Backgammon Position #10

In this article we shall continue to look at the complexities of doubling by studying the position illustrated above. But before we do that we should take another look at the basic skills that you need to play backgammon well.

These are ;

Pattern Recognition – backgammon is to complex to analyse every position anew. You have to rely on your knowledge of the game that you have built up over time. When you are faced with a problem you call upon your experience and your mental model of the game. You make use of your store of reference positions so you can make a reasonable assessment of any new problem that you face. Without that storel of previous positions the game would be impossible and this explains why it will take a number of years to become a good player – you need to invest time building your reference library.

Arithmetic – it is impossible to become a good player without being able to do the basic arithmetic involved when calculating pip counts (although when playing backgammon online this is done for you) and counting shots. Good match players have to be able to make the match equity calculations.

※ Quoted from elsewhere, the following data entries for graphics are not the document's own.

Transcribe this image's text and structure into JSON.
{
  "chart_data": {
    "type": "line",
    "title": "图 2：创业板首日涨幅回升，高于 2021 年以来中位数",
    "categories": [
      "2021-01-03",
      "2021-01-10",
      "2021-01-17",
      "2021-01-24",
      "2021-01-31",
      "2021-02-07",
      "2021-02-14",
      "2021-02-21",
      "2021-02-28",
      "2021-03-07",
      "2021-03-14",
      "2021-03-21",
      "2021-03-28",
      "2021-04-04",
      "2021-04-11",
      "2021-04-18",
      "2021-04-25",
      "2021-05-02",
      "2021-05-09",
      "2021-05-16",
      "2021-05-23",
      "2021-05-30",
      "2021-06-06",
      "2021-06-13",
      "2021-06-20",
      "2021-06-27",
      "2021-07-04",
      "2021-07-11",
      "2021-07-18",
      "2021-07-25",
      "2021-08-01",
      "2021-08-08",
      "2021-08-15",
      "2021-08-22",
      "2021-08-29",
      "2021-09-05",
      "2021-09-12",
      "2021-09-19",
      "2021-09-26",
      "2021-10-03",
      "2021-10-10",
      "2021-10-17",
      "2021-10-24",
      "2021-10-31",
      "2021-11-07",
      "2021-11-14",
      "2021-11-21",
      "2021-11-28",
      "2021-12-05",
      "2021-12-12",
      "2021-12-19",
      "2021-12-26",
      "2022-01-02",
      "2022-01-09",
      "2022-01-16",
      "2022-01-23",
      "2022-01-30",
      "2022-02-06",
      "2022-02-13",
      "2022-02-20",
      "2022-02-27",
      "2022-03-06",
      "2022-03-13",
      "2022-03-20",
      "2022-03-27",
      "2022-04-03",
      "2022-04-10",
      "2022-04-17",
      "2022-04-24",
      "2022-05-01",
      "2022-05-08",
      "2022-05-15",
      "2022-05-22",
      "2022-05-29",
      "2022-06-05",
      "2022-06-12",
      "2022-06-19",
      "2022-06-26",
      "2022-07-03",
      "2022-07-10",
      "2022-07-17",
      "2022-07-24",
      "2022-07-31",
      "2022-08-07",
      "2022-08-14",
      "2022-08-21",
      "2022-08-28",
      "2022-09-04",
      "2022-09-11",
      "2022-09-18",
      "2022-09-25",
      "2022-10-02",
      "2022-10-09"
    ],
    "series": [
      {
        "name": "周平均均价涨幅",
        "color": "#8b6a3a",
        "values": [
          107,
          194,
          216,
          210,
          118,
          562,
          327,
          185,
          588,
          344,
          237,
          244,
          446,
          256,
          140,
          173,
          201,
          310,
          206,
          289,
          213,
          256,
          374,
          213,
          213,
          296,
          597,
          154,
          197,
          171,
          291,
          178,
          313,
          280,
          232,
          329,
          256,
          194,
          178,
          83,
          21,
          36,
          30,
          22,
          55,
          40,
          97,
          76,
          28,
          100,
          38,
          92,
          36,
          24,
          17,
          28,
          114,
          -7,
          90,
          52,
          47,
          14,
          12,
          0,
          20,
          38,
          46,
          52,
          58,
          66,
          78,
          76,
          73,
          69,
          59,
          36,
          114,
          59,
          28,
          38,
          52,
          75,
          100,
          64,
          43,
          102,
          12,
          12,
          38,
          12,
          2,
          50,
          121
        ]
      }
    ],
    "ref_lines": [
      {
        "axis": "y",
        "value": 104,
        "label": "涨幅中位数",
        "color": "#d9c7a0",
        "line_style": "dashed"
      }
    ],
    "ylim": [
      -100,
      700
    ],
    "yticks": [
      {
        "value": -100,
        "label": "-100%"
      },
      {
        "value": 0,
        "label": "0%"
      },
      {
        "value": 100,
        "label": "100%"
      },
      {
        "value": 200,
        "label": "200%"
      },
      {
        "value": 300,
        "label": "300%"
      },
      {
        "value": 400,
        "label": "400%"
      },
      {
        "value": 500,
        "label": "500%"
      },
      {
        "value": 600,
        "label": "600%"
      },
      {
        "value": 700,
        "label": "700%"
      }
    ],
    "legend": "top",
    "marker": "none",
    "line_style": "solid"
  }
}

Psychology – it is important to always remember that you are playing another human being. He/she will make errors of judgement and can be subject to psychological pressure particularly in situations where there is a threat of a gammon.

Of these factors the most important one is pattern recognition, making it critical to build your library of reference positions as quickly as you can . One way to do that is by studying and reading and that is why articles like this one can accelerate your learning. So what about this position? Should black double? Should white take?

backgammon-position-10

Let us use our key criteria to examine the position:

The Race.

Black is 7 pips ahead before the roll of the dice. A small advantage to black but there is a long way to go yet.

The Position.

Both sides have two point home boards. Black’s is better because he has the 4-pt rather than the 2-pt. He also has his 8-pt and his bar-point and is only one point away from having a five point prime. White has lost his 8-pt but has his mid-point. Black has slotted his opponent’s 5-pt whilst white’s three checkers are in danger of being hemmed in. Whilst white’s structure is weak all his checkers are still in play so he should be able to improve his position. Overall – a fairly large advantage to black.

The Threat.

Black is threatening to immediately make both 5 points. If he can make his own 5-pt he will have be in a very powerful position – having virtually won the game. White has no immediate threats but one good roll, for example a small double, could improve his position. Overall the advantage lies with black.

The Opponent. This is a unknown in this particular position so we will assume both players will make ‘normal’ cube decisions.

Black is ahead in all three of the key elements so he should double. Does white have enough chances so that he can venture a take?

This is where the reference library and experience come in. Many players would give this up as white but in fact he has just enough structure to make this a take. A big point is that he holds an anchor in his opponent’s home board. This will give him chances throughout the game and save him from being gammoned (at least for a lot of the time). Those who have seen this type of position before will know it is a take. Those trying to work it out from first principles may well pass. Thus here we see the advantage of experience.

The Snowie rollouts confirm that black must double and that white has a close but correct take.